Maria Kiwanuka promised that the government would not squander the windfall that will come with the exploration of an estimated 3.5 billion barrels of crude, and would not become a petro-state.

Speaking at an IMF meeting in Maputo that is plotting "Africa's rise", she added that oil would only be one part of a bigger recipe to develop the economy.

"The petroleum sub-sector, however sexy it may be, is only part of the overall economy. Uganda is not Saudi Arabia, it is not Venezuela, we are not even Nigeria."

Uganda, she said, would remain an agriculture-first economy.

Kiwanuka said the government had already started working to make sure the oil cash will not be syphoned away from the state coffers.

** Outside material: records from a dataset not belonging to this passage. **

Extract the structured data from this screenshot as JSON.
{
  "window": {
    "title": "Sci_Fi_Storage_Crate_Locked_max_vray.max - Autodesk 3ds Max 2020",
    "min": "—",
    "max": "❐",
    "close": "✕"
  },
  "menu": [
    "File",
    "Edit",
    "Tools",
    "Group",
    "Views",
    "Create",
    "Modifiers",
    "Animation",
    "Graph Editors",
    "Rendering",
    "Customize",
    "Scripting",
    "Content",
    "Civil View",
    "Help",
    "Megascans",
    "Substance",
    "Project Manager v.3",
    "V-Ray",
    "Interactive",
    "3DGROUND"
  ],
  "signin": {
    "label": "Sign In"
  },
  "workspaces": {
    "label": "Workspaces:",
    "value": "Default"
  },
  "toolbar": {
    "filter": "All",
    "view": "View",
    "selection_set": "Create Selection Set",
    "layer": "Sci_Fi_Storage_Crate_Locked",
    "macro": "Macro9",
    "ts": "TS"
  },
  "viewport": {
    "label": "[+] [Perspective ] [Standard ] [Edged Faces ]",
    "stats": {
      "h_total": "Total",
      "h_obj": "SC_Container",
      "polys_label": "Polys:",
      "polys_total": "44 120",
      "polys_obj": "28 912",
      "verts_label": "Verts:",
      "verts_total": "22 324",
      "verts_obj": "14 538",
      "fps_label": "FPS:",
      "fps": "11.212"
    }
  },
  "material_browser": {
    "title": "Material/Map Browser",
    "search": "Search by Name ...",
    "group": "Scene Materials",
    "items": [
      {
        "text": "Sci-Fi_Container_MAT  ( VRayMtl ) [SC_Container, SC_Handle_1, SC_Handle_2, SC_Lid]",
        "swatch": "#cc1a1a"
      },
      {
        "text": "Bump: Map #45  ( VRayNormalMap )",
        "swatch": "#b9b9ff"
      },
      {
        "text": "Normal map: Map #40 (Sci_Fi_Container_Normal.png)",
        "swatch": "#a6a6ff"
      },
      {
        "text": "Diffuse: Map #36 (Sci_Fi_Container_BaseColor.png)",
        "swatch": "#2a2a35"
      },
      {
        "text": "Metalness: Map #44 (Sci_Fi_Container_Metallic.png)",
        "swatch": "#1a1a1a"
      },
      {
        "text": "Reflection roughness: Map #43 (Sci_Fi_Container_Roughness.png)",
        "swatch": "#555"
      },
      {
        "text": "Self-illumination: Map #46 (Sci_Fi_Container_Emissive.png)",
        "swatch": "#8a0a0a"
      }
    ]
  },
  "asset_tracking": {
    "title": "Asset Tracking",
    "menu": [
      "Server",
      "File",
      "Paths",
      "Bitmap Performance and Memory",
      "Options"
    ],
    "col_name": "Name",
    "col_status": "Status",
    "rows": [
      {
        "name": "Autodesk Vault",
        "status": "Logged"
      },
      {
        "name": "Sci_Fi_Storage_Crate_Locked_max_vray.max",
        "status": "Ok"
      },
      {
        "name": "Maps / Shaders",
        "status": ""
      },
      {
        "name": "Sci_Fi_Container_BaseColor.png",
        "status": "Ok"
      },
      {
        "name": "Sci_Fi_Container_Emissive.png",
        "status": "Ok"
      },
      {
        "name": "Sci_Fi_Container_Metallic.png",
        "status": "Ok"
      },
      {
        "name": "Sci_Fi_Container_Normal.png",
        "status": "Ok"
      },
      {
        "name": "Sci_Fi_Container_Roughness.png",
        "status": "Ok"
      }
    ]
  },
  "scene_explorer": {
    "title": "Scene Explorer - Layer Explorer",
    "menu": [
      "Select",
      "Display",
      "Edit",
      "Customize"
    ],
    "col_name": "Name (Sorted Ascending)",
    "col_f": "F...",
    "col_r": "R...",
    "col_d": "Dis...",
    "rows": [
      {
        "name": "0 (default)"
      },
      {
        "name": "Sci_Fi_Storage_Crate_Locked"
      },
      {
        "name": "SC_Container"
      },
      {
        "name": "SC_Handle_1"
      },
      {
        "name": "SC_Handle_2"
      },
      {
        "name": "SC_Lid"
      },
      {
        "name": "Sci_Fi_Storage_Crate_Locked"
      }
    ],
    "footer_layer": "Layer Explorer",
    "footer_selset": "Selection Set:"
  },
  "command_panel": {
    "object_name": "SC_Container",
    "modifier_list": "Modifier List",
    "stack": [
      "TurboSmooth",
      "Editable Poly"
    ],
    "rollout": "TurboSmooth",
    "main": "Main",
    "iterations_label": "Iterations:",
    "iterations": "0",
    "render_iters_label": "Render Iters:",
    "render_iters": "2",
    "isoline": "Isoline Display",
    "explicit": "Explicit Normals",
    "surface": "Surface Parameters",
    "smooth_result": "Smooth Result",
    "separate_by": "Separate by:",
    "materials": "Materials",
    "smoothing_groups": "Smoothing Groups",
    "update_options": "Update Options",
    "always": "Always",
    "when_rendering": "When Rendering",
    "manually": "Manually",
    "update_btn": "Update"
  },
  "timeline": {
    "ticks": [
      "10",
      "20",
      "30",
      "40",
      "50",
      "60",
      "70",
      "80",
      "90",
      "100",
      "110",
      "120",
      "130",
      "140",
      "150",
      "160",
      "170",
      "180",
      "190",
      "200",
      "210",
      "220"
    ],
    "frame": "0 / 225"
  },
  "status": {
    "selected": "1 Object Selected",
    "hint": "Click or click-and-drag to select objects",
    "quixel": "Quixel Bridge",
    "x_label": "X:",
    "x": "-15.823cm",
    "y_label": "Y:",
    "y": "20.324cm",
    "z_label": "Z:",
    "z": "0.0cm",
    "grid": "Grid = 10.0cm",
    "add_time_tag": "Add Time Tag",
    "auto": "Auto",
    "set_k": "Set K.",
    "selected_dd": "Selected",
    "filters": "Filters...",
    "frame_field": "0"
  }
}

With hundreds of dollars potentially flooding in, she said authorities may not initially have the capacity to spend all the proceeds.

She said that revenues not used for development at home would be invested overseas to ensure that the economy does not overheat amid the surge of cash.

The country will create a fund akin to a sovereign wealth fund that invests in "triple A" rated securities she said.

"Because of the delicacy and sensitivity of petroleum revenues you can't afford to lose a single cent. Even though you are aiming for an extra dollar, if you lose one cent that would be the headline."

The fund would be run by external experts to avoid the need to build up an entity from scratch.

She said a law will come before parliament next month that would form a framework for the sector and would create a single bank account through which oil revenues, taxes and royalties would flow.

"We will not have special accounts here and there," she said.

"I have a colleague from another African country who told me that when they became finance minister they found the national oil entity had 96 accounts."

In Uganda, she said, oil "will not be a parallel economy."

Uganda's path to production has been a bumpy one since deposits were discovered in 2006 near its border with the Democratic Republic of Congo.